Analyzing the Metabolic Microenvironment of Co‐cultured Stem Cells and Cardiomyocytes

While there exists precedence over the last decade of decellularization of rodent, porcine, and human hearts to create a bioartificial heart scaffold, there remains a lot of work to be done regarding understanding the cell metabolism and bioenergetics of recellularization. Examining the metabolic demands of various progenitor/stem cell and primary cell types cultured homogenously and in co‐cultures allow for an understanding of what nutrients, substrates, growth factors, and other factors are required and/or preferred in the microenvironment of each cell type.

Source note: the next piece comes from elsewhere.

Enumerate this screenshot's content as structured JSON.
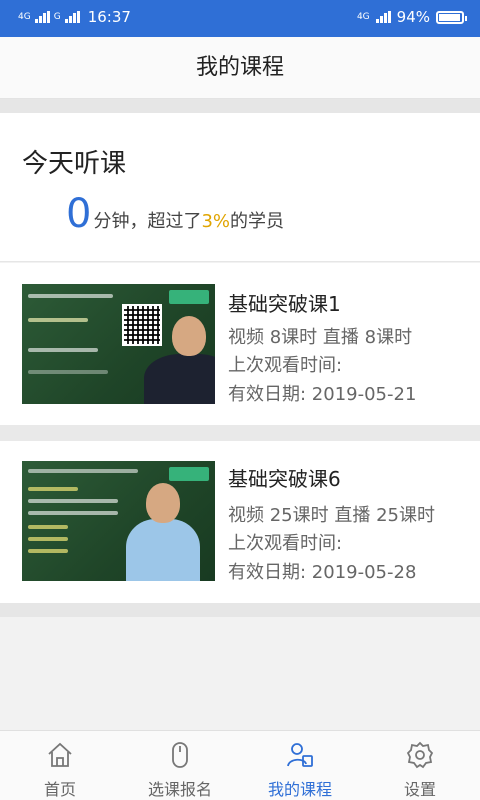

In our study, we have compared populations of human adipose‐derived stem cells (ASCs), human amniotic fluid‐derived stem cells (AFSCs), and rat cardiomyocytes (H9C2s) all individually and in co‐culture experiments, and furthermore by varying culture media conditions. Our findings show that not only does there appear to be a difference between the stem cell types in terms of their basal mitochondrial respiration, spare respiratory capacity, and ATP production rates, but there is also a difference in their glycolytic capacity and reserve. Moreover, when ASCs or AFSCs are co‐cultured with a terminal cell line, H9C2s, differences can be seen at different cell densities (15K to 80K cells/well). Changes in coupling efficiency and other parameters are seen after cell densities have been increased, and the ratios of stem cells to cardiomyocytes (30:70, 50:50, or 70:30) also affects cell metabolism. A better understanding of metabolic differences in a stem cell‐cell microenvironment may additionally determine its credibility in clinical stem cell therapy applications.